Officially winding back his commitments would mean an end to his jam-packed travel schedule that, in a year, saw the Nobel Prize winner flying from Australia to the US (where he would reconnect with the work of the St Jude Children’s Research Hospital in Memphis for weeks at a time), and spare days to write the books was yet to commit to paper.
One of the last international trips Doherty took with his wife before COVID-19 turned the world upside down was for a series of events for the Nobel Week Dialogue in Gothenburg, Sweden. On 10 December, 2019, the couple was invited to attend a public discussion featuring Danish author Hanne-Vibecke Holst about ‘surviving a pandemic’.
The next international trip they planned – to Italy for a public science communication festival in March 2020 – would be cancelled by Doherty one week after his initial booking.
“It was very obvious very quickly that this [virus] is going [to spread] fast. I didn’t want to be stuck out of the country when it hit – that was obvious in early March,” he says.
Back at the PDI, the focus on COVID-19 was intensifying and although Doherty was aware of the unfolding global situation, he was of the view that the best thing an eminent old scientist could do was quietly disappear.
When the institute asked Doherty if he wanted to attend a leadership group meeting three times a week to discuss the COVID-19 situation he said he was hooked, and took on a volunteer role assisting the media team with their science communications.
Although the current situation in Australia and across the planet is that there remain an enormous amount of people who are unvaccinated, Doherty says 12 months from now he expects Australia to be in a better position.

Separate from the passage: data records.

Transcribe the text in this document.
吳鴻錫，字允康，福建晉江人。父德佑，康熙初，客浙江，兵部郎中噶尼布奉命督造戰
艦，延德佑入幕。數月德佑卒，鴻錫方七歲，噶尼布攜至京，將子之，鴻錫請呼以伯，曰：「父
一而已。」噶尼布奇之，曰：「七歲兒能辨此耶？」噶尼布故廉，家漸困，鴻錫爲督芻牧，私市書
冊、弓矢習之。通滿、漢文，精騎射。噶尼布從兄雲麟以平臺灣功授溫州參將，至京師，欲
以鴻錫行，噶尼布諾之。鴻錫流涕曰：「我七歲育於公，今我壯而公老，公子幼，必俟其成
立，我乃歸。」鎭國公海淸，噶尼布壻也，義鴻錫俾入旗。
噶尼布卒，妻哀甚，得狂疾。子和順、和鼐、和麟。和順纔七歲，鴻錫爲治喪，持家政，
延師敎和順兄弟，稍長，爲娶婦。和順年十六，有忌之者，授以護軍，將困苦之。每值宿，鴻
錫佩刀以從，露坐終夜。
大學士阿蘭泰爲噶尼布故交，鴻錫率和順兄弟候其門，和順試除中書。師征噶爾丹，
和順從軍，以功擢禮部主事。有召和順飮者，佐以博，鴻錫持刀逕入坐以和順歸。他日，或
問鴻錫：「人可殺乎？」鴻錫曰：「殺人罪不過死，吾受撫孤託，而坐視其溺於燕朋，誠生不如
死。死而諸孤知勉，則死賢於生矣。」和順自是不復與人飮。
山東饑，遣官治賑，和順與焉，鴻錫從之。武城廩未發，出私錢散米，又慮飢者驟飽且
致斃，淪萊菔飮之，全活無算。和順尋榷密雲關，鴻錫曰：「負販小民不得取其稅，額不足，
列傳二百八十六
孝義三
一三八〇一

“The problem is that anything that comes from the government, to some people it is like the stone tablets coming down from the gods on Mount Olympus. These plans are all governed by probability and risk, and you’ve got to be prepared to change,” Doherty says.
“As long as the virus doesn’t go through a dramatic change, I think we’re going to be much, much better shape this time next year,” he adds.

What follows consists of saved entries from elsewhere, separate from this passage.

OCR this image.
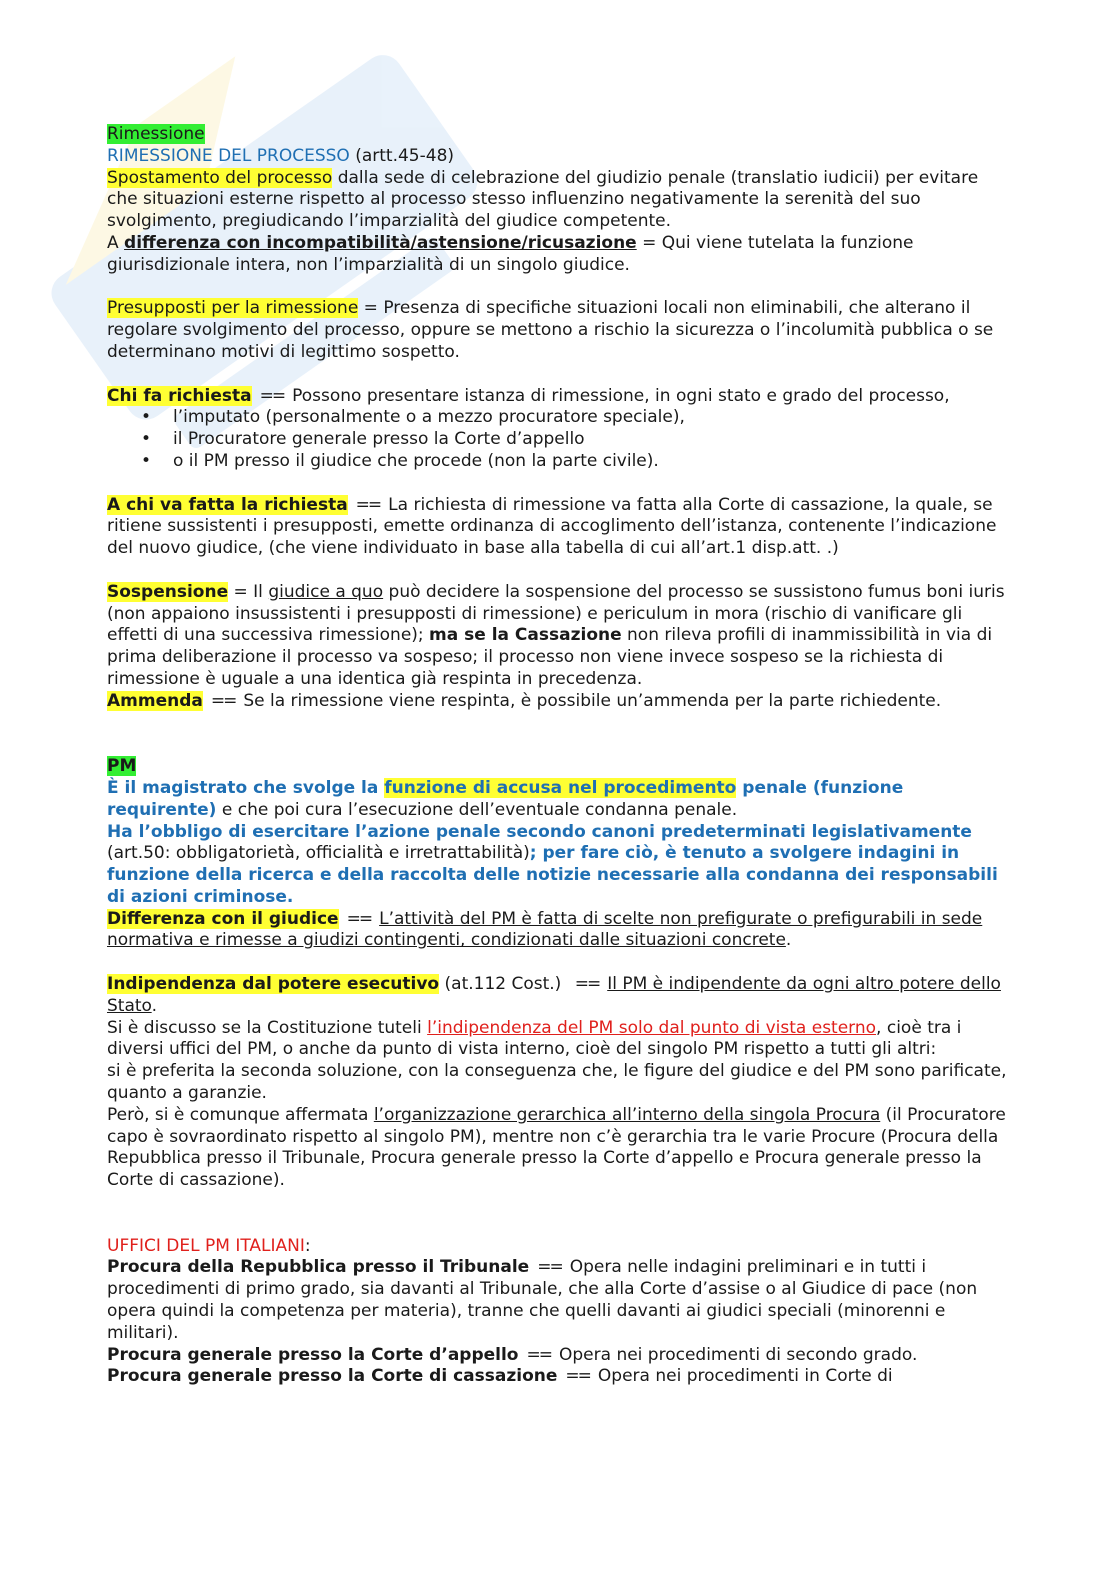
Rimessione

RIMESSIONE DEL PROCESSO (artt.45-48)

Spostamento del processo dalla sede di celebrazione del giudizio penale (translatio iudicii) per evitare che situazioni esterne rispetto al processo stesso influenzino negativamente la serenità del suo svolgimento, pregiudicando l’imparzialità del giudice competente.

A differenza con incompatibilità/astensione/ricusazione = Qui viene tutelata la funzione giurisdizionale intera, non l’imparzialità di un singolo giudice.

Presupposti per la rimessione = Presenza di specifiche situazioni locali non eliminabili, che alterano il regolare svolgimento del processo, oppure se mettono a rischio la sicurezza o l’incolumità pubblica o se determinano motivi di legittimo sospetto.

Chi fa richiesta == Possono presentare istanza di rimessione, in ogni stato e grado del processo,

• l’imputato (personalmente o a mezzo procuratore speciale),
• il Procuratore generale presso la Corte d’appello
• o il PM presso il giudice che procede (non la parte civile).

A chi va fatta la richiesta == La richiesta di rimessione va fatta alla Corte di cassazione, la quale, se ritiene sussistenti i presupposti, emette ordinanza di accoglimento dell’istanza, contenente l’indicazione del nuovo giudice, (che viene individuato in base alla tabella di cui all’art.1 disp.att. .)

Sospensione = Il giudice a quo può decidere la sospensione del processo se sussistono fumus boni iuris (non appaiono insussistenti i presupposti di rimessione) e periculum in mora (rischio di vanificare gli effetti di una successiva rimessione); ma se la Cassazione non rileva profili di inammissibilità in via di prima deliberazione il processo va sospeso; il processo non viene invece sospeso se la richiesta di rimessione è uguale a una identica già respinta in precedenza.

Ammenda == Se la rimessione viene respinta, è possibile un’ammenda per la parte richiedente.

PM

È il magistrato che svolge la funzione di accusa nel procedimento penale (funzione requirente) e che poi cura l’esecuzione dell’eventuale condanna penale.

Ha l’obbligo di esercitare l’azione penale secondo canoni predeterminati legislativamente (art.50: obbligatorietà, officialità e irretrattabilità); per fare ciò, è tenuto a svolgere indagini in funzione della ricerca e della raccolta delle notizie necessarie alla condanna dei responsabili di azioni criminose.

Differenza con il giudice == L’attività del PM è fatta di scelte non prefigurate o prefigurabili in sede
normativa e rimesse a giudizi contingenti, condizionati dalle situazioni concrete.

Indipendenza dal potere esecutivo (at.112 Cost.) == Il PM è indipendente da ogni altro potere dello Stato.

Si è discusso se la Costituzione tuteli l’indipendenza del PM solo dal punto di vista esterno, cioè tra i diversi uffici del PM, o anche da punto di vista interno, cioè del singolo PM rispetto a tutti gli altri:

si è preferita la seconda soluzione, con la conseguenza che, le figure del giudice e del PM sono parificate, quanto a garanzie.

Però, si è comunque affermata l’organizzazione gerarchica all’interno della singola Procura (il Procuratore capo è sovraordinato rispetto al singolo PM), mentre non c’è gerarchia tra le varie Procure (Procura della Repubblica presso il Tribunale, Procura generale presso la Corte d’appello e Procura generale presso la Corte di cassazione).

UFFICI DEL PM ITALIANI:

Procura della Repubblica presso il Tribunale == Opera nelle indagini preliminari e in tutti i procedimenti di primo grado, sia davanti al Tribunale, che alla Corte d’assise o al Giudice di pace (non opera quindi la competenza per materia), tranne che quelli davanti ai giudici speciali (minorenni e militari).

Procura generale presso la Corte d’appello == Opera nei procedimenti di secondo grado.

Procura generale presso la Corte di cassazione == Opera nei procedimenti in Corte di
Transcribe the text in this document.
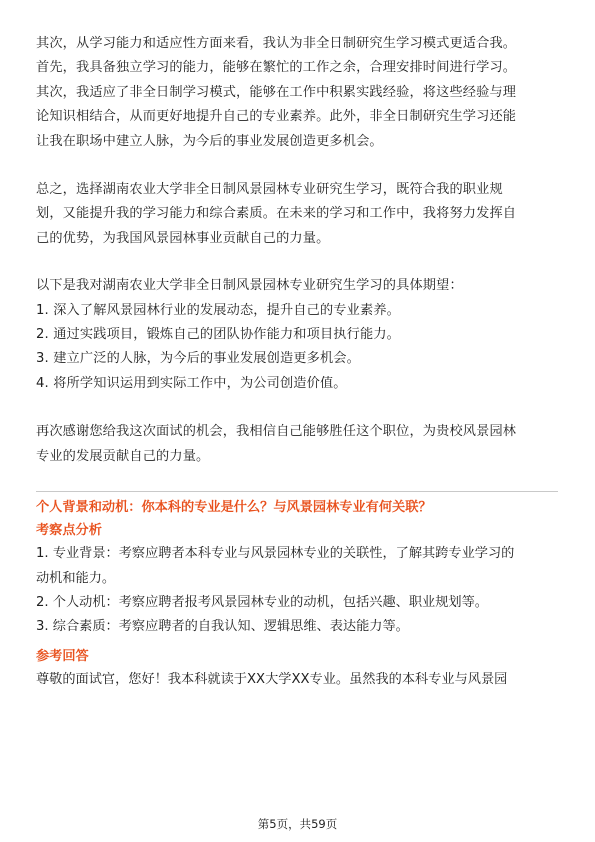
其次，从学习能力和适应性方面来看，我认为非全日制研究生学习模式更适合我。

首先，我具备独立学习的能力，能够在繁忙的工作之余，合理安排时间进行学习。

其次，我适应了非全日制学习模式，能够在工作中积累实践经验，将这些经验与理

论知识相结合，从而更好地提升自己的专业素养。此外，非全日制研究生学习还能

让我在职场中建立人脉，为今后的事业发展创造更多机会。

总之，选择湖南农业大学非全日制风景园林专业研究生学习，既符合我的职业规

划，又能提升我的学习能力和综合素质。在未来的学习和工作中，我将努力发挥自

己的优势，为我国风景园林事业贡献自己的力量。

以下是我对湖南农业大学非全日制风景园林专业研究生学习的具体期望：

1. 深入了解风景园林行业的发展动态，提升自己的专业素养。

2. 通过实践项目，锻炼自己的团队协作能力和项目执行能力。

3. 建立广泛的人脉，为今后的事业发展创造更多机会。

4. 将所学知识运用到实际工作中，为公司创造价值。

再次感谢您给我这次面试的机会，我相信自己能够胜任这个职位，为贵校风景园林

专业的发展贡献自己的力量。

个人背景和动机：你本科的专业是什么？与风景园林专业有何关联？

考察点分析

1. 专业背景：考察应聘者本科专业与风景园林专业的关联性，了解其跨专业学习的

动机和能力。

2. 个人动机：考察应聘者报考风景园林专业的动机，包括兴趣、职业规划等。

3. 综合素质：考察应聘者的自我认知、逻辑思维、表达能力等。

参考回答

尊敬的面试官，您好！我本科就读于XX大学XX专业。虽然我的本科专业与风景园

第5页，共59页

On being an evidence-based voice of reason
Doherty argues that an important lesson Australia can take from the pandemic experience is the need to teach the ideas of probability and relative risk as part of the school curriculum. The extent of vaccine hesitancy Doherty is seeing in the community alarms him, and he believes public health teams would face fewer challenges getting more people to come forward for vaccination if the community was more accustomed to this kind of risk analysis. It should be taught at all schools nationwide, he says.
“People have the most abysmal lack of understanding about their own basic biology.

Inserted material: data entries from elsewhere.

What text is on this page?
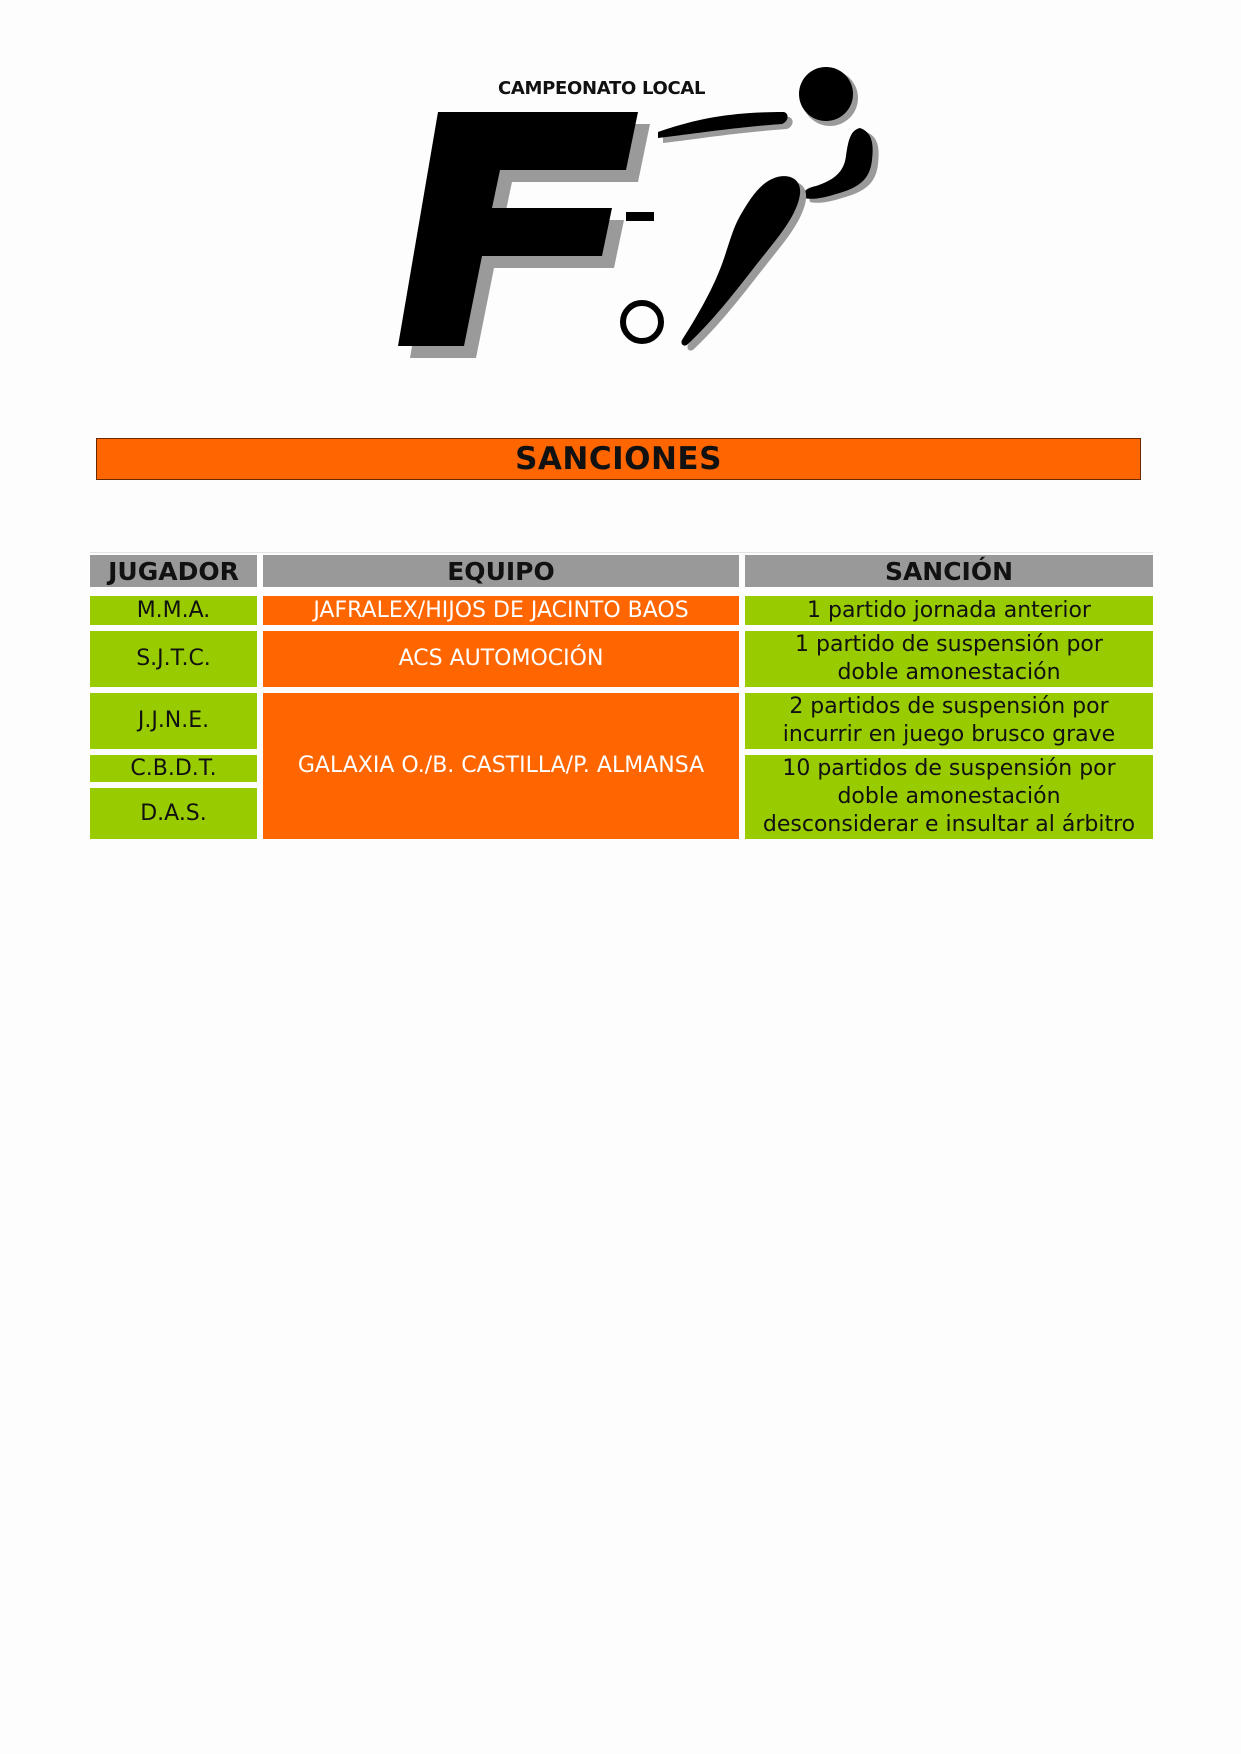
CAMPEONATO LOCAL
SANCIONES
JUGADOR	EQUIPO	SANCIÓN
M.M.A.
S.J.T.C.
J.J.N.E.
C.B.D.T.
D.A.S.
JAFRALEX/HIJOS DE JACINTO BAOS
ACS AUTOMOCIÓN
GALAXIA O./B. CASTILLA/P. ALMANSA
1 partido jornada anterior
1 partido de suspensión por
doble amonestación
2 partidos de suspensión por
incurrir en juego brusco grave
10 partidos de suspensión por
doble amonestación
desconsiderar e insultar al árbitro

“We need to understand that [humans] are not just a black box, we are actually chemical machines if you like, and we have chemical reactions. There’s a worry about vaccines putting mRNA into people — well, we make millions of mRNAs every day within our cells,” Doherty says.
He adds that one of the challenges of getting the message out to the public about how serious COVID-19 is, and the impetus to get vaccinated, is the need for information to be nuanced. The HIV/AIDS advertisement featuring a grim reaper bowling ball in the 1980s was an example of a heavy-handed approach, but Doherty says it seemed to work.
By next year, Doherty expects children as young as five will be receiving vaccines in Australia and hopes uptake will meet the targets needed to move Australia towards greater freedoms.
He uses the analogy of a athlete’s energy as they clear hurdles in a race to explain that the flu variant of 1918-20, which caused very severe disease, experienced waves of weaker, and then stronger virulence that ultimately became a very mild disease by the end of 1920.
“Basically, will it happen with COVID? It’s not happening so far, but will it happen when it has to hit a population that is 80% or 90% vaccinated? It may not – we’ll see,” Doherty says.